Feeling Orange but Sometimes Blue

Soul and jazz may be branches from the same cultural/musical tree, but few singers have managed to successfully move back and forth between the two idioms — Etta James, Dianne Reeves, and Rachelle Ferrell being notable exceptions. Ledisi Young titled her masterful debut CD Soulsinger, spicing the original songs by herself and keyboardist Sundra Manning with liberal helpings of scat and other jazz flavors. The New Orleans-born, Oakland-based vocalist’s follow-up is subtitled Jazz Singer, and on it she tackles Ellington, Monk, and Turrentine along with some new Young/Manning material.
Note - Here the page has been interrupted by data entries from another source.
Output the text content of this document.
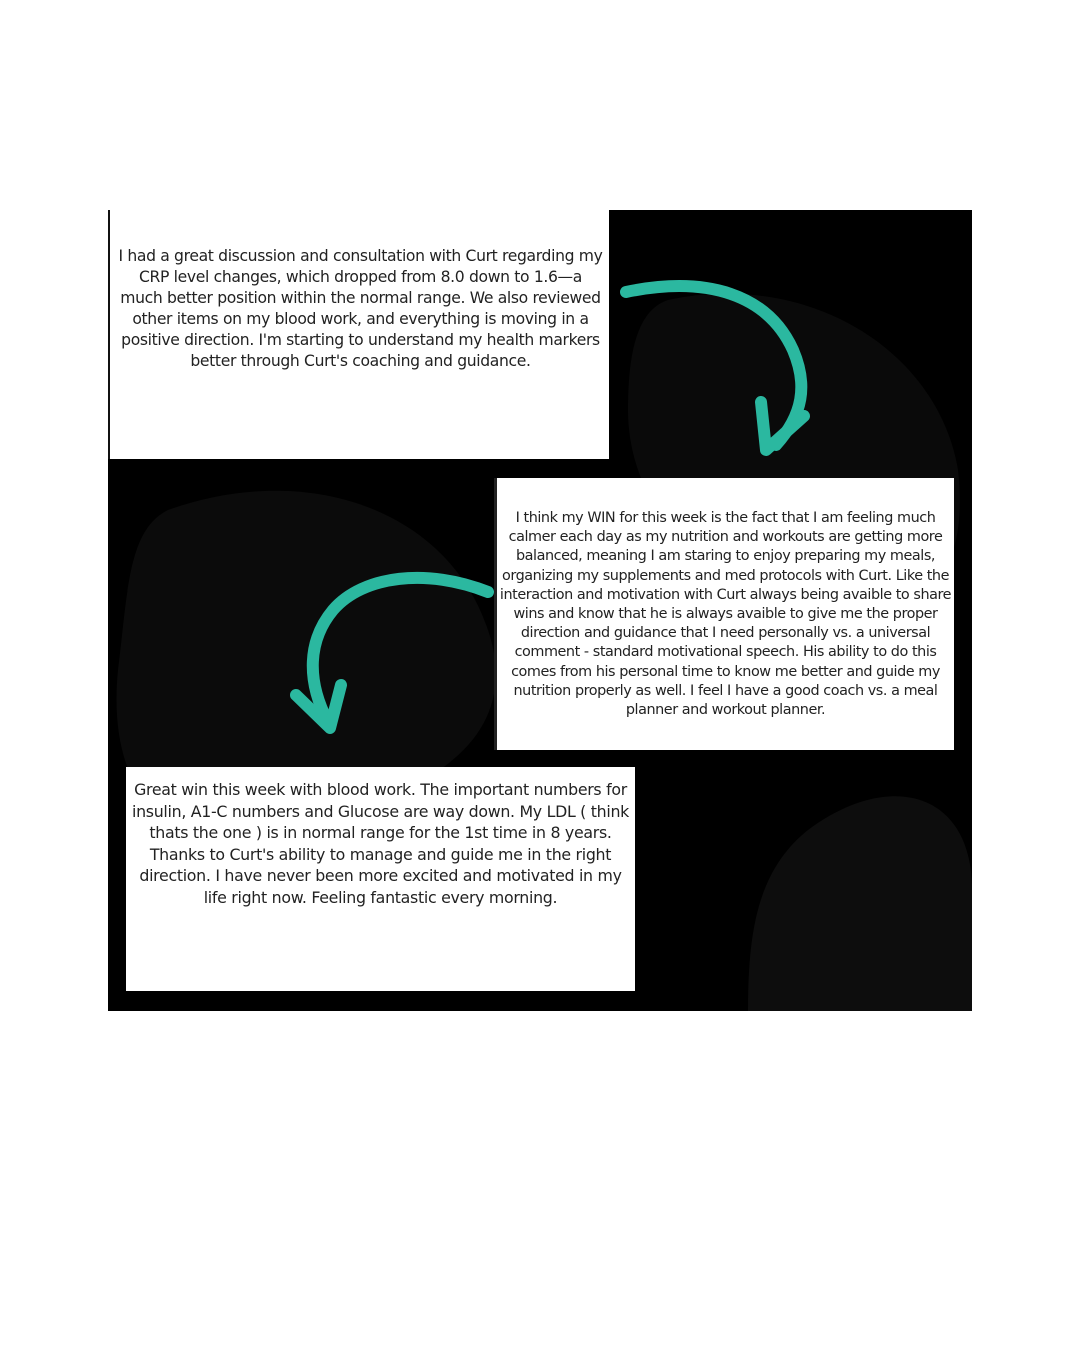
I had a great discussion and consultation with Curt regarding my CRP level changes, which dropped from 8.0 down to 1.6—a much better position within the normal range. We also reviewed other items on my blood work, and everything is moving in a positive direction. I'm starting to understand my health markers better through Curt's coaching and guidance.

I think my WIN for this week is the fact that I am feeling much calmer each day as my nutrition and workouts are getting more balanced, meaning I am staring to enjoy preparing my meals, organizing my supplements and med protocols with Curt. Like the interaction and motivation with Curt always being avaible to share wins and know that he is always avaible to give me the proper direction and guidance that I need personally vs. a universal comment - standard motivational speech. His ability to do this comes from his personal time to know me better and guide my nutrition properly as well. I feel I have a good coach vs. a meal planner and workout planner.

Great win this week with blood work. The important numbers for insulin, A1-C numbers and Glucose are way down. My LDL ( think thats the one ) is in normal range for the 1st time in 8 years. Thanks to Curt's ability to manage and guide me in the right direction. I have never been more excited and motivated in my life right now. Feeling fantastic every morning.
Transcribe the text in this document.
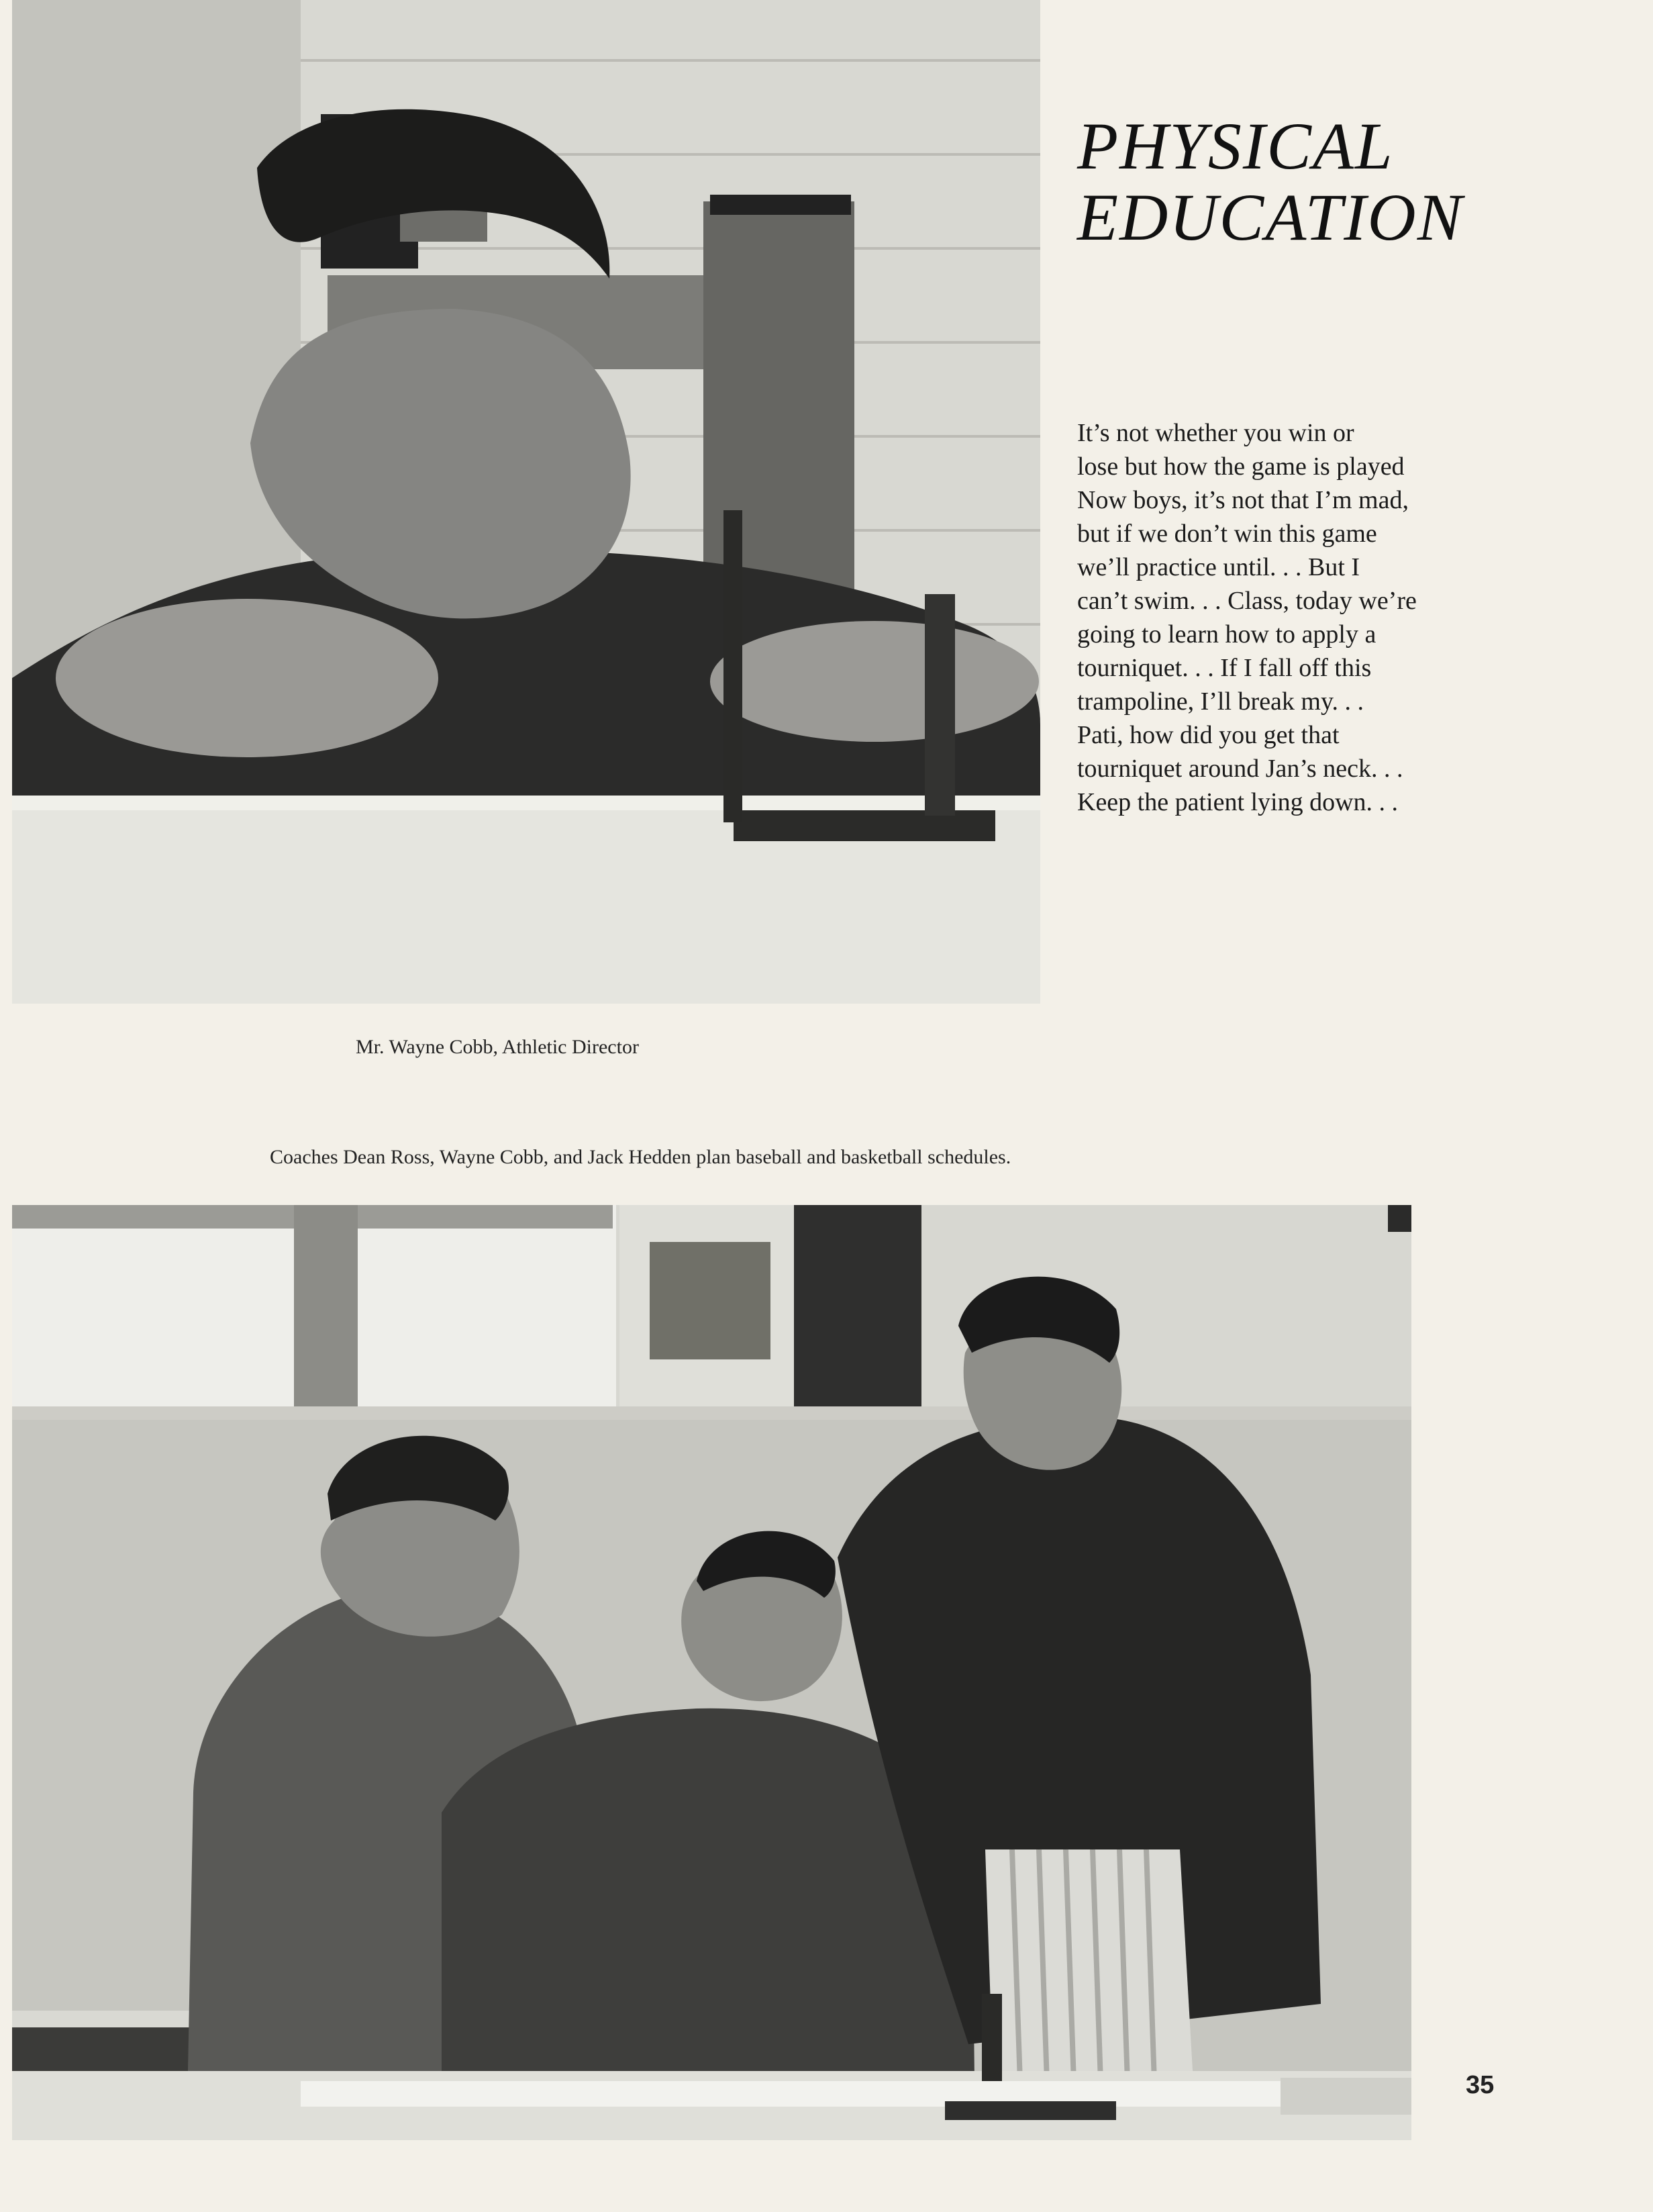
PHYSICAL
EDUCATION

It’s not whether you win or
lose but how the game is played
Now boys, it’s not that I’m mad,
but if we don’t win this game
we’ll practice until. . . But I
can’t swim. . . Class, today we’re
going to learn how to apply a
tourniquet. . . If I fall off this
trampoline, I’ll break my. . .
Pati, how did you get that
tourniquet around Jan’s neck. . .
Keep the patient lying down. . .

Mr. Wayne Cobb, Athletic Director
Coaches Dean Ross, Wayne Cobb, and Jack Hedden plan baseball and basketball schedules.
35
Scat is Ledisi’s forte, and she employs it with particularly imaginative melodic and rhythmic aplomb on the title song, “Feeling Orange but Sometimes Blue,” matching Pete Escovedo and Karl Perazza’s Latin percussion workouts beat for syncopated beat. Her daring leaps of register seem to draw on Ferrell’s, but Ledisi lands off-key far too often. And hyper arrangements of the ballads ” ‘Round Midnight,” “In a Sentimental Mood,” and “Autumn Leaves” prove unsuited to their composers’ tender intentions. Such missteps in intonation and taste unfortunately mar this otherwise satisfying sophomore set by one of the Bay Area’s most creative singers.